Oleh: KH Mukti Ali Qusyairi, Penasihat LBM NU DKI Jakarta.
REPUBLIKA.CO.ID, JAKARTA-Pada hari lebaran Idul Adha tahun ini, 1447 H./2026 M., muncul polemik yang viral. Presiden Prabowo Subianto menetapkan kebijakan pendistribusian 1.098 sapi untuk kurban dengan menggunakan anggaran APBN senilai Rp 100 miliar.
Pro dan kontra terjadi. Kelompok yang pro menganggapnya sudah tepat dan sah, dan kelompok yang kontra menganggapnya tidak tepat dan mempertanyakan keabsahan secara fikih.
Yang diperdebatkan adalah bagaimana hukumnya presiden kurban sapi dengan menggunakan APBN?
Sebagian lain bersuara bukankah kurban itu harus menggunakan dana pribadi mengingat kurban merupakan ibadah yang niatnya sangat personal tapi distribusi dagingnya bersifat sosial?

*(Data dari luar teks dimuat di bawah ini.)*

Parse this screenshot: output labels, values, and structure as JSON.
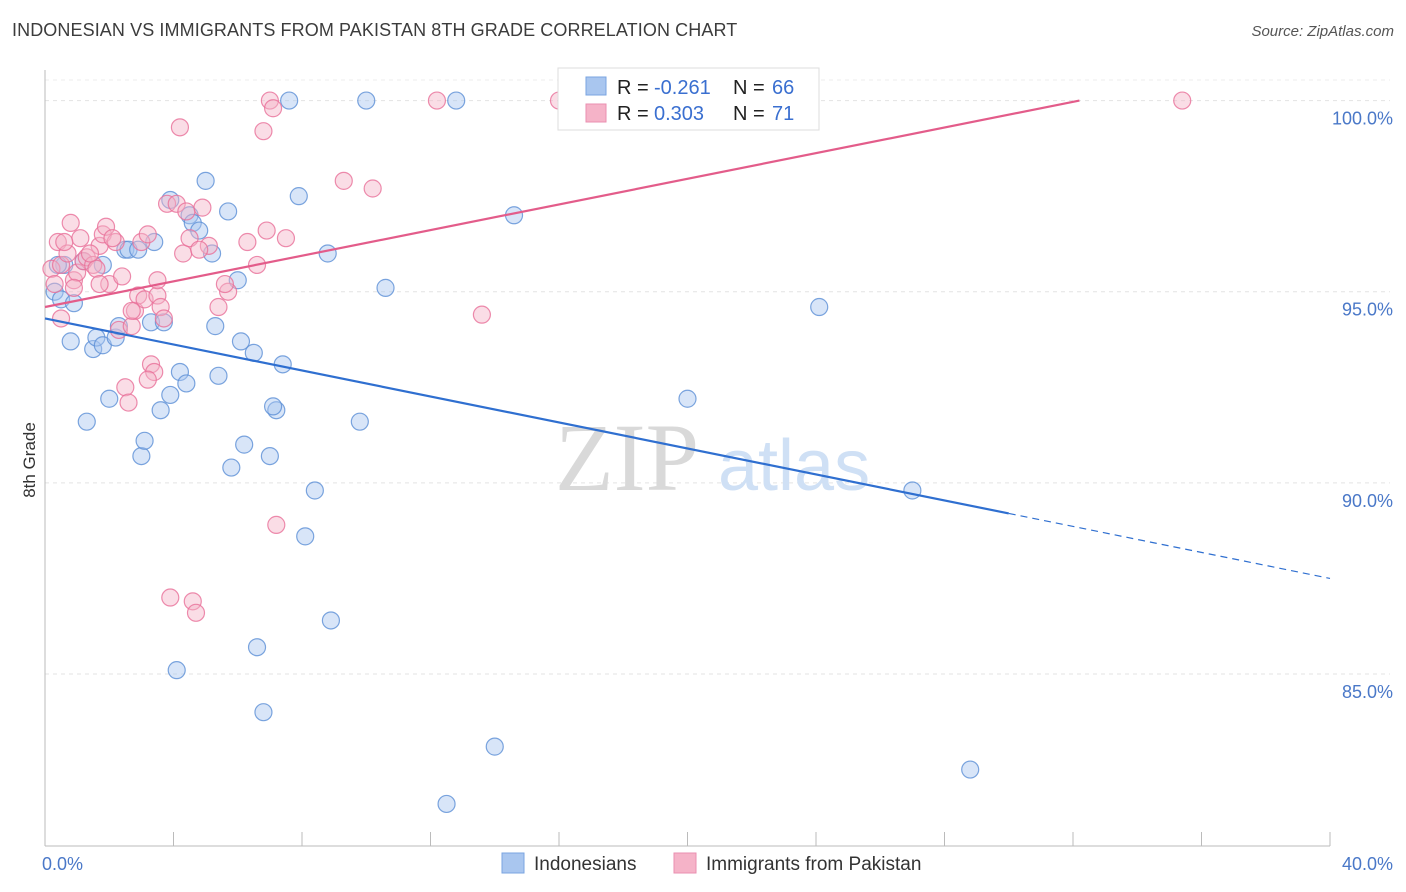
{
  "title": "INDONESIAN VS IMMIGRANTS FROM PAKISTAN 8TH GRADE CORRELATION CHART",
  "source": "Source: ZipAtlas.com",
  "watermark": {
    "zip": "ZIP",
    "atlas": "atlas"
  },
  "legend_box": {
    "rows": [
      {
        "r_label": "R = ",
        "r_value": "-0.261",
        "n_label": "N = ",
        "n_value": "66",
        "color": "#a9c6ef"
      },
      {
        "r_label": "R = ",
        "r_value": "0.303",
        "n_label": "N = ",
        "n_value": "71",
        "color": "#f5b3c8"
      }
    ]
  },
  "chart_data": {
    "type": "scatter",
    "title": "INDONESIAN VS IMMIGRANTS FROM PAKISTAN 8TH GRADE CORRELATION CHART",
    "xlabel": "",
    "ylabel": "8th Grade",
    "xlim": [
      0,
      40
    ],
    "ylim": [
      80.5,
      100.8
    ],
    "x_tick_labels": [
      "0.0%",
      "40.0%"
    ],
    "y_ticks": [
      85,
      90,
      95,
      100
    ],
    "y_tick_labels": [
      "85.0%",
      "90.0%",
      "95.0%",
      "100.0%"
    ],
    "series": [
      {
        "name": "Indonesians",
        "color": "#5b8fd6",
        "fill": "#a9c6ef",
        "trend": {
          "x0": 0,
          "y0": 94.3,
          "x1": 30,
          "y1": 89.2,
          "dash_to_x": 40,
          "dash_to_y": 87.5,
          "color": "#2f6fd0"
        },
        "points": [
          [
            0.3,
            95.0
          ],
          [
            0.5,
            94.8
          ],
          [
            0.6,
            95.7
          ],
          [
            0.9,
            94.7
          ],
          [
            0.8,
            93.7
          ],
          [
            1.3,
            91.6
          ],
          [
            1.5,
            93.5
          ],
          [
            1.6,
            93.8
          ],
          [
            1.8,
            95.7
          ],
          [
            1.8,
            93.6
          ],
          [
            2.0,
            92.2
          ],
          [
            2.2,
            93.8
          ],
          [
            2.3,
            94.1
          ],
          [
            2.5,
            96.1
          ],
          [
            2.6,
            96.1
          ],
          [
            2.9,
            96.1
          ],
          [
            3.0,
            90.7
          ],
          [
            3.1,
            91.1
          ],
          [
            3.3,
            94.2
          ],
          [
            3.4,
            96.3
          ],
          [
            3.6,
            91.9
          ],
          [
            3.7,
            94.2
          ],
          [
            3.9,
            92.3
          ],
          [
            3.9,
            97.4
          ],
          [
            4.1,
            85.1
          ],
          [
            4.2,
            92.9
          ],
          [
            4.4,
            92.6
          ],
          [
            4.5,
            97.0
          ],
          [
            4.6,
            96.8
          ],
          [
            4.8,
            96.6
          ],
          [
            5.0,
            97.9
          ],
          [
            5.2,
            96.0
          ],
          [
            5.3,
            94.1
          ],
          [
            5.4,
            92.8
          ],
          [
            5.8,
            90.4
          ],
          [
            6.0,
            95.3
          ],
          [
            6.1,
            93.7
          ],
          [
            6.2,
            91.0
          ],
          [
            6.5,
            93.4
          ],
          [
            6.6,
            85.7
          ],
          [
            6.8,
            84.0
          ],
          [
            7.0,
            90.7
          ],
          [
            7.2,
            91.9
          ],
          [
            7.4,
            93.1
          ],
          [
            7.6,
            100.0
          ],
          [
            7.9,
            97.5
          ],
          [
            8.1,
            88.6
          ],
          [
            8.4,
            89.8
          ],
          [
            8.8,
            96.0
          ],
          [
            8.9,
            86.4
          ],
          [
            9.8,
            91.6
          ],
          [
            10.0,
            100.0
          ],
          [
            10.6,
            95.1
          ],
          [
            12.5,
            81.6
          ],
          [
            12.8,
            100.0
          ],
          [
            14.0,
            83.1
          ],
          [
            14.6,
            97.0
          ],
          [
            18.9,
            100.0
          ],
          [
            20.0,
            92.2
          ],
          [
            24.1,
            94.6
          ],
          [
            27.0,
            89.8
          ],
          [
            28.8,
            82.5
          ],
          [
            1.2,
            95.8
          ],
          [
            0.4,
            95.7
          ],
          [
            5.7,
            97.1
          ],
          [
            7.1,
            92.0
          ]
        ]
      },
      {
        "name": "Immigrants from Pakistan",
        "color": "#e86f99",
        "fill": "#f5b3c8",
        "trend": {
          "x0": 0,
          "y0": 94.6,
          "x1": 32.2,
          "y1": 100.0,
          "color": "#e35c8a"
        },
        "points": [
          [
            0.2,
            95.6
          ],
          [
            0.3,
            95.2
          ],
          [
            0.4,
            96.3
          ],
          [
            0.5,
            95.7
          ],
          [
            0.5,
            94.3
          ],
          [
            0.7,
            96.0
          ],
          [
            0.8,
            96.8
          ],
          [
            0.9,
            95.3
          ],
          [
            1.0,
            95.5
          ],
          [
            1.1,
            96.4
          ],
          [
            1.2,
            95.8
          ],
          [
            1.3,
            95.9
          ],
          [
            1.5,
            95.7
          ],
          [
            1.6,
            95.6
          ],
          [
            1.7,
            96.2
          ],
          [
            1.8,
            96.5
          ],
          [
            1.9,
            96.7
          ],
          [
            2.0,
            95.2
          ],
          [
            2.2,
            96.3
          ],
          [
            2.3,
            94.0
          ],
          [
            2.4,
            95.4
          ],
          [
            2.5,
            92.5
          ],
          [
            2.6,
            92.1
          ],
          [
            2.7,
            94.1
          ],
          [
            2.8,
            94.5
          ],
          [
            2.9,
            94.9
          ],
          [
            3.0,
            96.3
          ],
          [
            3.1,
            94.8
          ],
          [
            3.2,
            96.5
          ],
          [
            3.3,
            93.1
          ],
          [
            3.4,
            92.9
          ],
          [
            3.5,
            94.9
          ],
          [
            3.6,
            94.6
          ],
          [
            3.7,
            94.3
          ],
          [
            3.8,
            97.3
          ],
          [
            3.9,
            87.0
          ],
          [
            4.1,
            97.3
          ],
          [
            4.2,
            99.3
          ],
          [
            4.3,
            96.0
          ],
          [
            4.5,
            96.4
          ],
          [
            4.6,
            86.9
          ],
          [
            4.7,
            86.6
          ],
          [
            4.9,
            97.2
          ],
          [
            5.1,
            96.2
          ],
          [
            5.4,
            94.6
          ],
          [
            5.7,
            95.0
          ],
          [
            6.3,
            96.3
          ],
          [
            6.6,
            95.7
          ],
          [
            6.9,
            96.6
          ],
          [
            7.0,
            100.0
          ],
          [
            7.1,
            99.8
          ],
          [
            7.2,
            88.9
          ],
          [
            7.5,
            96.4
          ],
          [
            9.3,
            97.9
          ],
          [
            10.2,
            97.7
          ],
          [
            12.2,
            100.0
          ],
          [
            13.6,
            94.4
          ],
          [
            16.0,
            100.0
          ],
          [
            35.4,
            100.0
          ],
          [
            6.8,
            99.2
          ],
          [
            0.9,
            95.1
          ],
          [
            1.4,
            96.0
          ],
          [
            2.1,
            96.4
          ],
          [
            3.5,
            95.3
          ],
          [
            4.4,
            97.1
          ],
          [
            5.6,
            95.2
          ],
          [
            0.6,
            96.3
          ],
          [
            1.7,
            95.2
          ],
          [
            3.2,
            92.7
          ],
          [
            4.8,
            96.1
          ],
          [
            2.7,
            94.5
          ]
        ]
      }
    ]
  },
  "bottom_legend": [
    {
      "label": "Indonesians",
      "color": "#a9c6ef"
    },
    {
      "label": "Immigrants from Pakistan",
      "color": "#f5b3c8"
    }
  ]
}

Berdasarkan penelusuran saya ke kitab kuning karya klasik ulama salaf as-shalih, terdapat dua pendapat tentang hukum kurban seorang pemimpin. Sebagian ulama bependapat sah dan diperbolehkan, dan sebagian ulama lain berpendapat sah dan sunnah.

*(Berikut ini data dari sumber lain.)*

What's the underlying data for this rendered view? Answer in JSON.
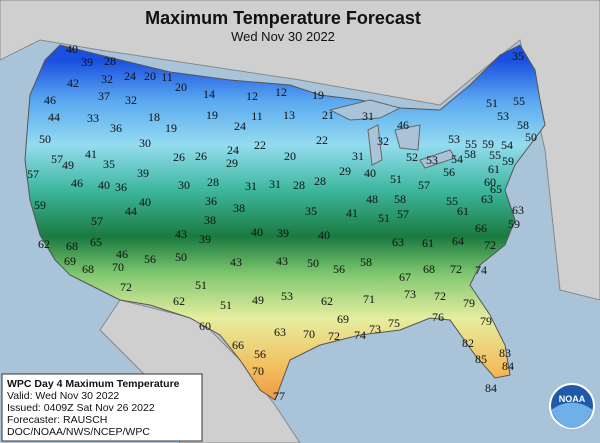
{
  "header": {
    "title": "Maximum Temperature Forecast",
    "subtitle": "Wed Nov 30 2022"
  },
  "temperatures": [
    40,
    39,
    28,
    24,
    20,
    11,
    35,
    42,
    32,
    46,
    37,
    32,
    20,
    14,
    12,
    12,
    19,
    51,
    55,
    44,
    33,
    18,
    19,
    11,
    13,
    21,
    31,
    53,
    58,
    36,
    19,
    24,
    46,
    50,
    30,
    22,
    22,
    32,
    53,
    55,
    59,
    54,
    50,
    57,
    41,
    26,
    26,
    24,
    29,
    20,
    31,
    52,
    53,
    54,
    58,
    55,
    59,
    57,
    49,
    35,
    39,
    30,
    28,
    31,
    31,
    28,
    28,
    29,
    40,
    51,
    57,
    56,
    60,
    61,
    59,
    46,
    40,
    36,
    40,
    36,
    38,
    35,
    41,
    48,
    58,
    55,
    61,
    63,
    65,
    57,
    44,
    38,
    40,
    39,
    40,
    51,
    57,
    63,
    66,
    59,
    62,
    68,
    65,
    46,
    39,
    43,
    63,
    61,
    64,
    72,
    56,
    50,
    43,
    43,
    50,
    56,
    58,
    69,
    70,
    67,
    68,
    72,
    74,
    68,
    72,
    51,
    49,
    53,
    71,
    73,
    72,
    62,
    62,
    51,
    79,
    69,
    60,
    79,
    70,
    72,
    73,
    74,
    75,
    76,
    66,
    63,
    56,
    82,
    83,
    85,
    84,
    70,
    84,
    77
  ],
  "legend": {
    "lines": [
      "WPC Day 4 Maximum Temperature",
      "Valid: Wed Nov 30 2022",
      "Issued: 0409Z Sat Nov 26 2022",
      "Forecaster: RAUSCH",
      "DOC/NOAA/NWS/NCEP/WPC"
    ]
  },
  "logo": "NOAA"
}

Pertama, ada beberapa penjelasan dari kitab kuning karya klasik ulama salaf as-shalih yang relevan disampaikan di sini yang menyatakan sah dan diperbolehkan menurut syariat.

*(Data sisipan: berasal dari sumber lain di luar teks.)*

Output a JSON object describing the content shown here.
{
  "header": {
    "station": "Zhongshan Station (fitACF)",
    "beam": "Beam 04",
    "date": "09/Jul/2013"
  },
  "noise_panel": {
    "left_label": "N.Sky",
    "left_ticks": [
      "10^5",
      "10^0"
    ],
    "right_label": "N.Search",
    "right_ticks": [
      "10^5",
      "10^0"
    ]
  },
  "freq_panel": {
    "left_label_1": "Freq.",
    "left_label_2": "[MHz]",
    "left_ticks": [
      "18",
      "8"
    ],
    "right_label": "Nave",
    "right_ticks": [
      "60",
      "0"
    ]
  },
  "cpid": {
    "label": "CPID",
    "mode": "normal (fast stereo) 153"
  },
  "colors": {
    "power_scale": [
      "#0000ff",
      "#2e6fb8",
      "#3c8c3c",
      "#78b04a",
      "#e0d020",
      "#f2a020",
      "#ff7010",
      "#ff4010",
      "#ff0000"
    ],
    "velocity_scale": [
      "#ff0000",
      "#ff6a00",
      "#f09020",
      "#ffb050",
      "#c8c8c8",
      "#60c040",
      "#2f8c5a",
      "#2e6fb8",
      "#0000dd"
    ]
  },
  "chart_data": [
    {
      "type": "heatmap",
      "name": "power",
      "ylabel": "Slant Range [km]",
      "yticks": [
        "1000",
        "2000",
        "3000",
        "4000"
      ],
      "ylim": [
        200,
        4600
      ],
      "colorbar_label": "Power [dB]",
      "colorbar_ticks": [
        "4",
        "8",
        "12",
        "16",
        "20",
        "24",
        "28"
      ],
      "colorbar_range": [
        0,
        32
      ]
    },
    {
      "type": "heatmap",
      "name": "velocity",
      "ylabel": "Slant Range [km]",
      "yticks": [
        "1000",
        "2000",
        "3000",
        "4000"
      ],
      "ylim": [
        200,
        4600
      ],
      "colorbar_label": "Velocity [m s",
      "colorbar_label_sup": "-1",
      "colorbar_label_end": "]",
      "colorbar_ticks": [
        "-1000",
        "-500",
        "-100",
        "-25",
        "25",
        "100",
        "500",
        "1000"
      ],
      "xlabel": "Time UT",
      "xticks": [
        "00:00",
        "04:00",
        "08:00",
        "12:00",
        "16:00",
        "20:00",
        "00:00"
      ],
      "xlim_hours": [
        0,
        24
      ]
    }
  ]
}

Yaitu penjelasan Imam Ibnu Hajar al-Haitami, ulama mazhab as-Syafii dalam kitab Tuhfatul Muhtaj. Sebagai berikut:
وأنه لو ضحى واحد من أهل البيت أجزأ عنهم من غير نية منهم وَأَنَّ لِلْإِمَامِ الذَّبْحَ عَنْ الْمُسْلِمِينَ مِنْ بَيْتِ الْمَالِ إنْ اتَّسَعَ وَلَا تَرُدُّ هَذِهِ أَيْضًا عَلَيْهِ؛ لِأَنَّ الْإِشْرَاكَ فِي الثَّوَابِ لَيْسَ أُضْحِيَّةً عَنْ الْغَيْرِ .وبعض أهل البيت والإمام جعلهما الشارح قائمين مقام الكل
"Dan jika salah satu anggota keluarga berkurban, itu sudah cukup bagi mereka tanpa perlu niat atasnama mereka. Dan bahwa sesungguhnya seorang pemimpin boleh menyembelih hewan kurban atas nama kaum Muslimin dari kas negara jika itu mencukupi, dan ini pun tidak dapat disangkal.